Once #14254 and #14258 go through, you can close this issue. Also, please use your admin powers to edit the original issue and check the boxes.

clarketm on 10 Sep 2019

Issues go stale after 90d of inactivity.
Mark the issue as fresh with /remove-lifecycle stale.
Stale issues rot after an additional 30d of inactivity and eventually close.

If this issue is safe to close now please do so with /close.

Send feedback to sig-testing, kubernetes/test-infra and/or fejta.
/lifecycle stale

fejta-bot on 9 Dec 2019

Stale issues rot after 30d of inactivity.
Mark the issue as fresh with /remove-lifecycle rotten.
Rotten issues close after an additional 30d of inactivity.

If this issue is safe to close now please do so with /close.
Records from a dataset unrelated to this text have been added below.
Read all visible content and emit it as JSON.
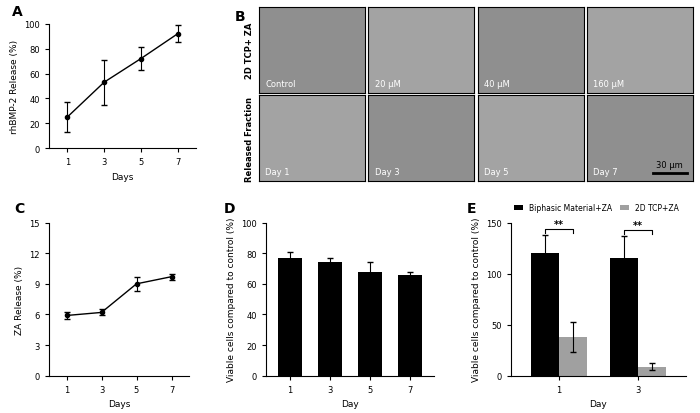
{
  "chart_data": [
    {
      "type": "line",
      "title": "A",
      "x": [
        1,
        3,
        5,
        7
      ],
      "values": [
        25,
        53,
        72,
        92
      ],
      "errors": [
        12,
        18,
        9,
        7
      ],
      "color": "#000000",
      "marker": "o",
      "x_label": "Days",
      "y_label": "rhBMP-2 Release (%)",
      "xlim": [
        0,
        8
      ],
      "xticks": [
        1,
        3,
        5,
        7
      ],
      "ylim": [
        0,
        100
      ],
      "yticks": [
        0,
        20,
        40,
        60,
        80,
        100
      ]
    },
    {
      "type": "line",
      "title": "C",
      "x": [
        1,
        3,
        5,
        7
      ],
      "values": [
        5.9,
        6.2,
        9.0,
        9.7
      ],
      "errors": [
        0.3,
        0.3,
        0.7,
        0.3
      ],
      "color": "#000000",
      "marker": "o",
      "x_label": "Days",
      "y_label": "ZA Release (%)",
      "xlim": [
        0,
        8
      ],
      "xticks": [
        1,
        3,
        5,
        7
      ],
      "ylim": [
        0,
        15
      ],
      "yticks": [
        0,
        3,
        6,
        9,
        12,
        15
      ]
    },
    {
      "type": "bar",
      "title": "D",
      "categories": [
        "1",
        "3",
        "5",
        "7"
      ],
      "values": [
        77,
        74,
        68,
        66
      ],
      "errors": [
        4,
        3,
        6,
        2
      ],
      "color": "#000000",
      "x_label": "Day",
      "y_label": "Viable cells compared to control (%)",
      "ylim": [
        0,
        100
      ],
      "yticks": [
        0,
        20,
        40,
        60,
        80,
        100
      ]
    },
    {
      "type": "bar",
      "title": "E",
      "categories": [
        "1",
        "3"
      ],
      "series": [
        {
          "name": "Biphasic Material+ZA",
          "color": "#000000",
          "values": [
            120,
            115
          ],
          "errors": [
            18,
            22
          ]
        },
        {
          "name": "2D TCP+ZA",
          "color": "#a0a0a0",
          "values": [
            38,
            9
          ],
          "errors": [
            15,
            3
          ]
        }
      ],
      "annotations": [
        "**",
        "**"
      ],
      "legend": "upper right",
      "x_label": "Day",
      "y_label": "Viable cells compared to control (%)",
      "ylim": [
        0,
        150
      ],
      "yticks": [
        0,
        50,
        100,
        150
      ]
    }
  ],
  "image_panel": {
    "title": "B",
    "rows": [
      {
        "label": "2D TCP+ ZA",
        "images": [
          "Control",
          "20 µM",
          "40 µM",
          "160 µM"
        ]
      },
      {
        "label": "Released Fraction",
        "images": [
          "Day 1",
          "Day 3",
          "Day 5",
          "Day 7"
        ]
      }
    ],
    "scale_bar": "30 µm"
  }
}
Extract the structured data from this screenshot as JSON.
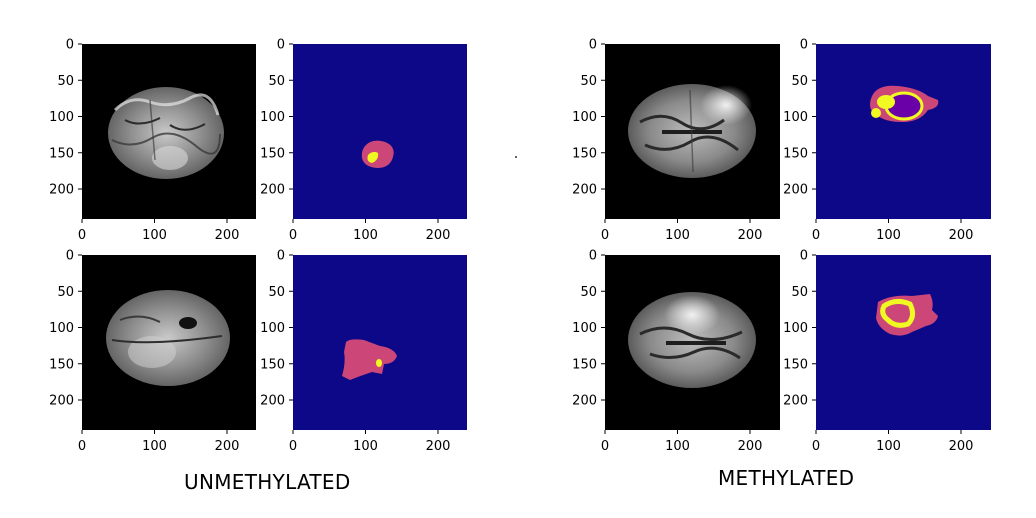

Send feedback to sig-testing, kubernetes/test-infra and/or fejta.
/lifecycle rotten

fejta-bot on 8 Jan 2020

Rotten issues close after 30d of inactivity.
Reopen the issue with /reopen.
Mark the issue as fresh with /remove-lifecycle rotten.

Send feedback to sig-testing, kubernetes/test-infra and/or fejta.
/close

fejta-bot on 7 Feb 2020

@fejta-bot: Closing this issue.

In response to this:

Rotten issues close after 30d of inactivity.
Reopen the issue with /reopen.
Mark the issue as fresh with /remove-lifecycle rotten.

Send feedback to sig-testing, kubernetes/test-infra and/or fejta.
/close

Instructions for interacting with me using PR comments are available here. If you have questions or suggestions related to my behavior, please file an issue against the kubernetes/test-infra repository.